Milliseconds Ca²⁺ dynamics activates multiple proteins for controlling release-ready SVs. Myosin IIB and VI activated by Ca²⁺/CaM dependent on APs firing pattern translocate SVs to restore release-ready state SVs. In contrast, APs-induced CAST phosphorylation brakes release-ready state SV restoration. Elevation of Ca²⁺ with a single AP activates Ca²⁺/CaM/myosin VI and SAD-B at the AZ and controls the speed of SV reloading into the RRP (upper scheme), resulting in modulation of transmitter release efficacy for an incoming AP (bottom left traces).
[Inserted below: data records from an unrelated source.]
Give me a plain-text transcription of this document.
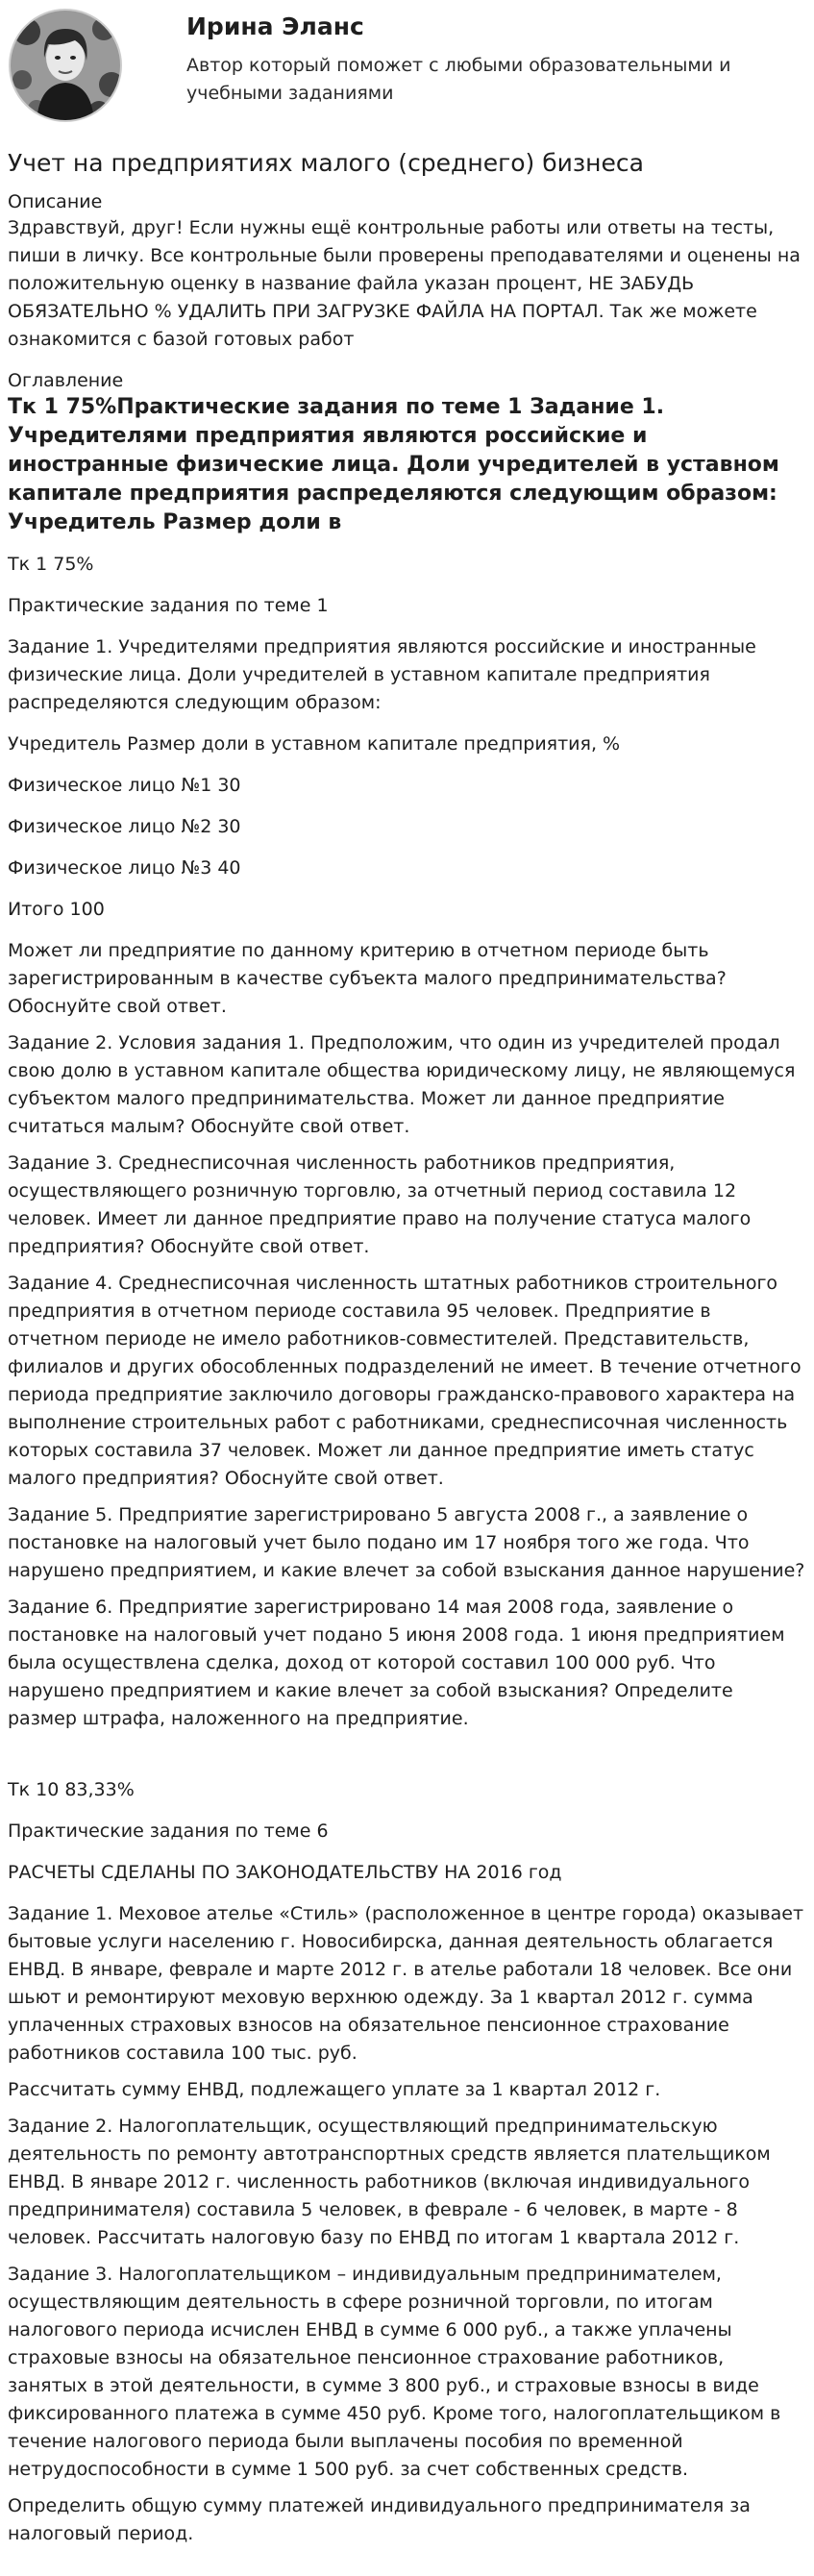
Ирина Эланс
Автор который поможет с любыми образовательными и учебными заданиями
Учет на предприятиях малого (среднего) бизнеса
Описание
Здравствуй, друг! Если нужны ещё контрольные работы или ответы на тесты, пиши в личку. Все контрольные были проверены преподавателями и оценены на положительную оценку в название файла указан процент, НЕ ЗАБУДЬ ОБЯЗАТЕЛЬНО % УДАЛИТЬ ПРИ ЗАГРУЗКЕ ФАЙЛА НА ПОРТАЛ. Так же можете ознакомится с базой готовых работ
Оглавление
Тк 1 75%Практические задания по теме 1 Задание 1. Учредителями предприятия являются российские и иностранные физические лица. Доли учредителей в уставном капитале предприятия распределяются следующим образом: Учредитель Размер доли в

Тк 1 75%

Практические задания по теме 1

Задание 1. Учредителями предприятия являются российские и иностранные физические лица. Доли учредителей в уставном капитале предприятия распределяются следующим образом:

Учредитель Размер доли в уставном капитале предприятия, %

Физическое лицо №1 30

Физическое лицо №2 30

Физическое лицо №3 40

Итого 100

Может ли предприятие по данному критерию в отчетном периоде быть зарегистрированным в качестве субъекта малого предпринимательства? Обоснуйте свой ответ.

Задание 2. Условия задания 1. Предположим, что один из учредителей продал свою долю в уставном капитале общества юридическому лицу, не являющемуся субъектом малого предпринимательства. Может ли данное предприятие считаться малым? Обоснуйте свой ответ.

Задание 3. Среднесписочная численность работников предприятия, осуществляющего розничную торговлю, за отчетный период составила 12 человек. Имеет ли данное предприятие право на получение статуса малого предприятия? Обоснуйте свой ответ.

Задание 4. Среднесписочная численность штатных работников строительного предприятия в отчетном периоде составила 95 человек. Предприятие в отчетном периоде не имело работников-совместителей. Представительств, филиалов и других обособленных подразделений не имеет. В течение отчетного периода предприятие заключило договоры гражданско-правового характера на выполнение строительных работ с работниками, среднесписочная численность которых составила 37 человек. Может ли данное предприятие иметь статус малого предприятия? Обоснуйте свой ответ.

Задание 5. Предприятие зарегистрировано 5 августа 2008 г., а заявление о постановке на налоговый учет было подано им 17 ноября того же года. Что нарушено предприятием, и какие влечет за собой взыскания данное нарушение?

Задание 6. Предприятие зарегистрировано 14 мая 2008 года, заявление о постановке на налоговый учет подано 5 июня 2008 года. 1 июня предприятием была осуществлена сделка, доход от которой составил 100 000 руб. Что нарушено предприятием и какие влечет за собой взыскания? Определите размер штрафа, наложенного на предприятие.

Тк 10 83,33%

Практические задания по теме 6

РАСЧЕТЫ СДЕЛАНЫ ПО ЗАКОНОДАТЕЛЬСТВУ НА 2016 год

Задание 1. Меховое ателье «Стиль» (расположенное в центре города) оказывает бытовые услуги населению г. Новосибирска, данная деятельность облагается ЕНВД. В январе, феврале и марте 2012 г. в ателье работали 18 человек. Все они шьют и ремонтируют меховую верхнюю одежду. За 1 квартал 2012 г. сумма уплаченных страховых взносов на обязательное пенсионное страхование работников составила 100 тыс. руб.

Рассчитать сумму ЕНВД, подлежащего уплате за 1 квартал 2012 г.

Задание 2. Налогоплательщик, осуществляющий предпринимательскую деятельность по ремонту автотранспортных средств является плательщиком ЕНВД. В январе 2012 г. численность работников (включая индивидуального предпринимателя) составила 5 человек, в феврале - 6 человек, в марте - 8 человек. Рассчитать налоговую базу по ЕНВД по итогам 1 квартала 2012 г.

Задание 3. Налогоплательщиком – индивидуальным предпринимателем, осуществляющим деятельность в сфере розничной торговли, по итогам налогового периода исчислен ЕНВД в сумме 6 000 руб., а также уплачены страховые взносы на обязательное пенсионное страхование работников, занятых в этой деятельности, в сумме 3 800 руб., и страховые взносы в виде фиксированного платежа в сумме 450 руб. Кроме того, налогоплательщиком в течение налогового периода были выплачены пособия по временной нетрудоспособности в сумме 1 500 руб. за счет собственных средств.

Определить общую сумму платежей индивидуального предпринимателя за налоговый период.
Repetitive APs control the efficacy by myosin IIB activation (upper scheme) and possibly by other proteins in the AZ for sustainable synaptic transmission (bottom right traces). All these key protein function and property of Ca²⁺ channels in the AZ regulated by AP via Ca²⁺ sensors action determine release efficacy and underlie presynaptic short-term plasticity. (RP, replacement state SV pool [8]; RRP, release-ready state SV pool [57]; KD, knockdown).